Since I can remember, I have always wanted to be a researcher that lives in a bush camp. As a child, I used to watch “The Wild Thornberrys” animated TV show and saw my life in every episode. The thrill, the adventure, the colourful and unpredictable interactions with wild animals. So, when Elephants for Africa (EfA) offered me a job as a field researcher I was excited. I would be living my dream, pursuing my passion.
My drive from the Makgadikgadi Pans National Park (MPNP) gate to the EfA campsite was an interesting one. The bush felt both strange and familiar. It felt like a cattlepost. The different tree
canopy levels, the river, the animal dung and pellets, the sand and bare ground near the river caused by overgrazing. I was struck by the feeling of familiarity like I had been there before, yet I have never been in the MPNP before. As a little girl, I used to collected firewood and herd goats in the bush.
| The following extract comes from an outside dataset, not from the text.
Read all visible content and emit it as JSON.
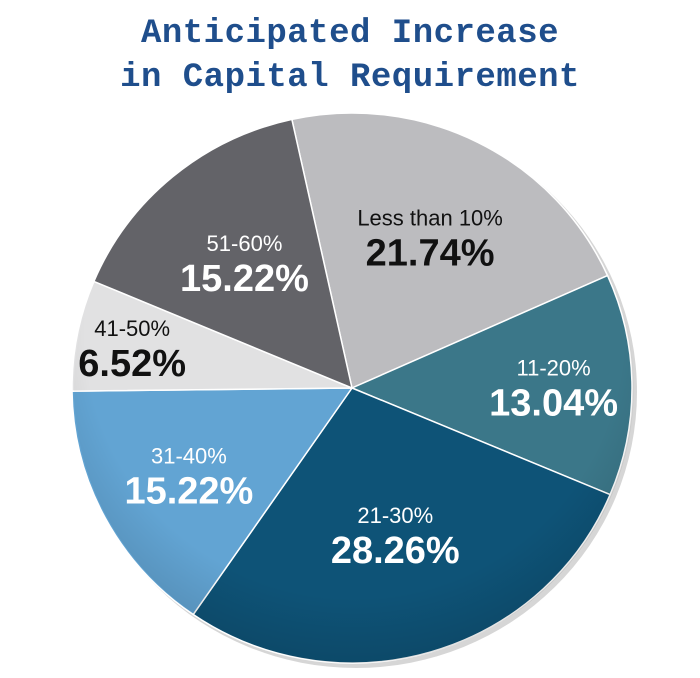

I also did a lot of field work in the bush for my previous job and for my MPhil studies. I love the smells, sounds, the immensity, and stillness of the wild. I get lost in these feelings whenever I am in the wilderness. I suppose this is why MPNP feels familiar.
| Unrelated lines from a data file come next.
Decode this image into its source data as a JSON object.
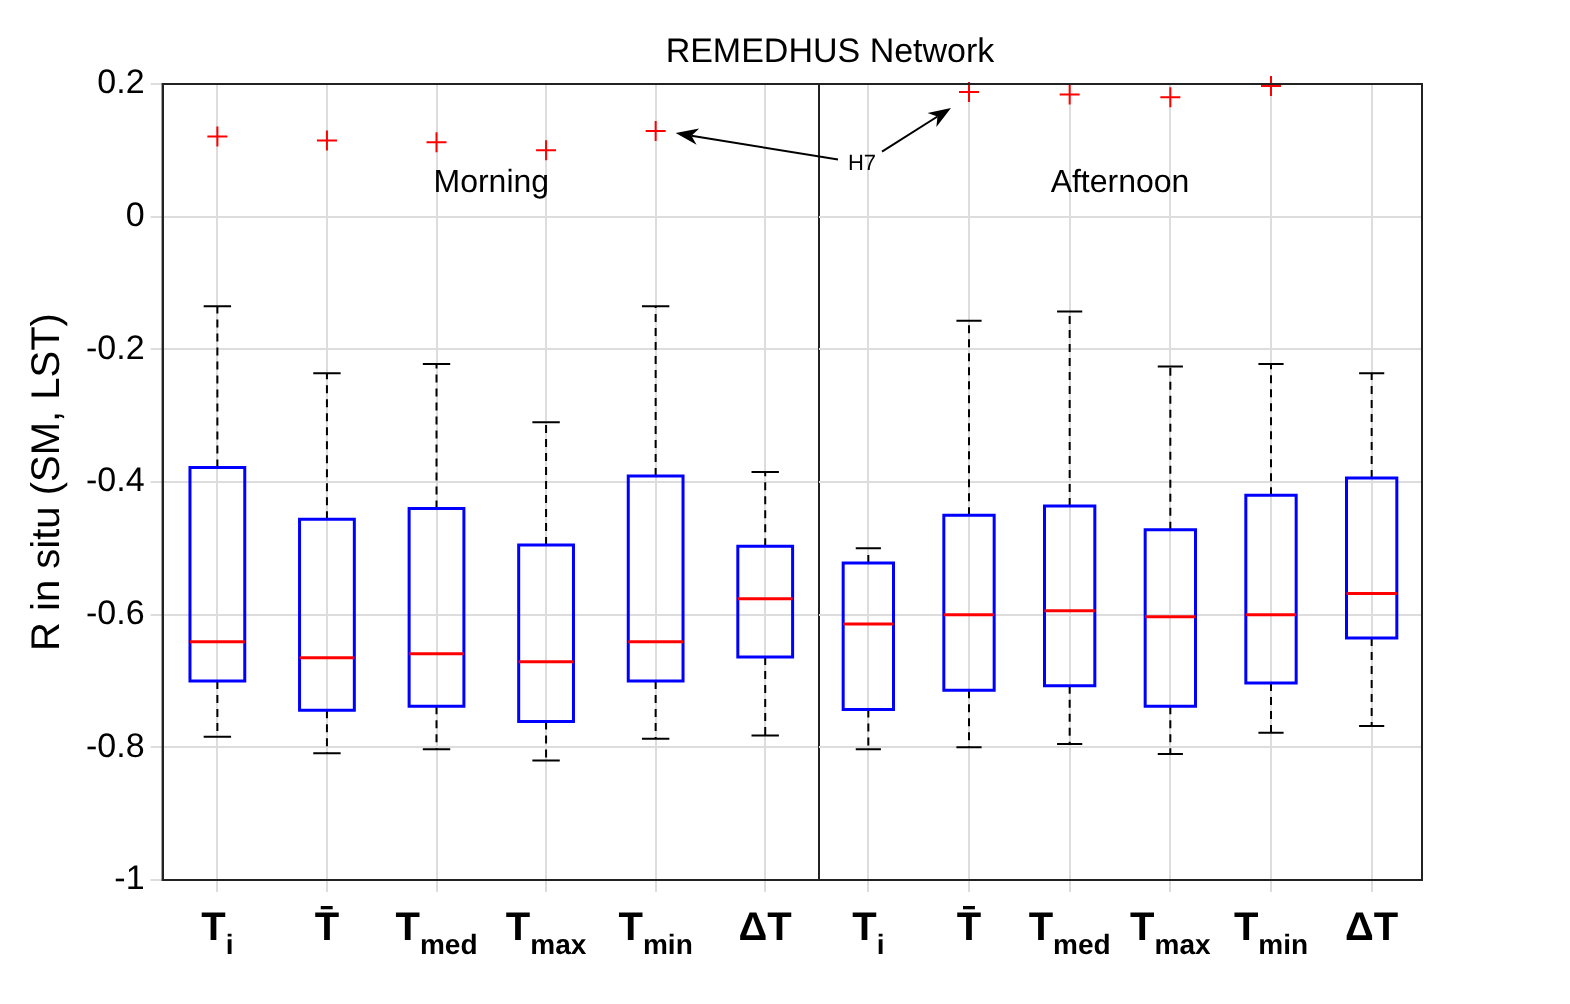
{
  "chart_data": [
    {
      "type": "box",
      "title": "REMEDHUS Network",
      "ylabel": "R in situ (SM, LST)",
      "categories": [
        "T$_{i}$",
        "T̄",
        "T$_{med}$",
        "T$_{max}$",
        "T$_{min}$",
        "ΔT"
      ],
      "series": [
        {
          "color": "#0000ff",
          "boxes": [
            {
              "low": -0.784,
              "q1": -0.7,
              "median": -0.641,
              "q3": -0.378,
              "high": -0.135,
              "outliers": [
                0.121
              ]
            },
            {
              "low": -0.809,
              "q1": -0.744,
              "median": -0.665,
              "q3": -0.456,
              "high": -0.236,
              "outliers": [
                0.115
              ]
            },
            {
              "low": -0.803,
              "q1": -0.738,
              "median": -0.659,
              "q3": -0.44,
              "high": -0.222,
              "outliers": [
                0.112
              ]
            },
            {
              "low": -0.82,
              "q1": -0.761,
              "median": -0.671,
              "q3": -0.495,
              "high": -0.31,
              "outliers": [
                0.1
              ]
            },
            {
              "low": -0.787,
              "q1": -0.7,
              "median": -0.641,
              "q3": -0.391,
              "high": -0.135,
              "outliers": [
                0.129
              ]
            },
            {
              "low": -0.782,
              "q1": -0.664,
              "median": -0.576,
              "q3": -0.497,
              "high": -0.385
            }
          ]
        }
      ],
      "ylim": [
        -1,
        0.2
      ],
      "yticks": [
        -1,
        -0.8,
        -0.6,
        -0.4,
        -0.2,
        0,
        0.2
      ],
      "grid": true,
      "annotations": [
        "Morning"
      ]
    },
    {
      "type": "box",
      "categories": [
        "T$_{i}$",
        "T̄",
        "T$_{med}$",
        "T$_{max}$",
        "T$_{min}$",
        "ΔT"
      ],
      "series": [
        {
          "color": "#0000ff",
          "boxes": [
            {
              "low": -0.803,
              "q1": -0.743,
              "median": -0.614,
              "q3": -0.522,
              "high": -0.5
            },
            {
              "low": -0.8,
              "q1": -0.714,
              "median": -0.6,
              "q3": -0.45,
              "high": -0.157,
              "outliers": [
                0.188
              ]
            },
            {
              "low": -0.795,
              "q1": -0.707,
              "median": -0.594,
              "q3": -0.436,
              "high": -0.143,
              "outliers": [
                0.184
              ]
            },
            {
              "low": -0.81,
              "q1": -0.738,
              "median": -0.603,
              "q3": -0.472,
              "high": -0.226,
              "outliers": [
                0.18
              ]
            },
            {
              "low": -0.778,
              "q1": -0.703,
              "median": -0.6,
              "q3": -0.42,
              "high": -0.222,
              "outliers": [
                0.197
              ]
            },
            {
              "low": -0.768,
              "q1": -0.635,
              "median": -0.568,
              "q3": -0.394,
              "high": -0.236
            }
          ]
        }
      ],
      "ylim": [
        -1,
        0.2
      ],
      "yticks": [
        -1,
        -0.8,
        -0.6,
        -0.4,
        -0.2,
        0,
        0.2
      ],
      "grid": true,
      "tick_labels": "x",
      "annotations": [
        "Afternoon",
        "H7"
      ]
    }
  ]
}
When we arrived at camp, I am introduced to the rest of the EfA team members. I had seen pictures of the campsite buildings and sleeping tents on the EfA website, so I am not surprised by what I see. But I am still taken aback by the modern flare of the campsite, the office block is a two and a half roomed building with the kitchen, storage room, and office. The kitchen is furnished with a solar fridge, food cabinets, gas cooker, and a dining table. The office has nice working areas for the staff, storage cabinets, and both rooms have lights that are connected to the solar batteries. The cell phone reception is also very good because the camp is near Khumaga village. I more than welcomed the modern developments in camp.
On the evening of my arrival, we took a drive to the north of the river. There is still sand everywhere, I have driven on sand a lot of times before, but not this kind of soft sand. I look forward to testing my driving skills. As we drop down into the river, our car is almost encased by herds of zebra. Black and white bodies stretch as far as the eye can see along the dry river. It is a sight to behold. Breath-taking. The stream of zebras is punctuated by giraffes, wildebeests, impalas, ostriches, kudus and an array of bird species. We reach a pool of water where elephants are drinking. There is a majestic creature with the thickest tusks and biggest head; I am told he is the oldest in the group, more than 36 years old. I can see why my grandmother used to tell us elephants were as big as a hut. Within the group is a young elephant. I think he is too young to have left the breeding herd. How did he get here and why did he leave, is he related to the group members he is with? So many questions without an answer: an exciting picture for a researcher.
We leave the river and take several loops not far from the river. I see a distinctive change in vegetation in the park, from the riparian vegetation, to the
sickle bush thicket, to the open grassland in Njuca. The return of the Boteti River in 2009 has attracted large numbers of transient elephants. Has the vegetation been transformed by the elephants since then? How has the elephants’ densities changed the diversity of both the plants and animals? Still more questions. There is evidence of high browsing impact on some plant species such as the Kalahari apple leaf tree, some Grewia species, and sour plum bushes have been dug out for their roots. The camel thorn and purple fruited cluster leaves trees have been debarked, some have even died. Most of the Sheppard’s trees are bending, some fallen to the ground, the mud and smoothing of the bark suggest the elephants use the trees for scratching. The interactions between plants and elephants interest me, how does seasonal change affect elephants’ feeding selection and browsing intensity? How does this then affect the abundance of palatable and unpalatable species in the park?
I predict my stay in MPNP will be a fruitful and long one. There is so much to learn, both from nature and the EfA team. With baited breath, I look forward to being an astute student.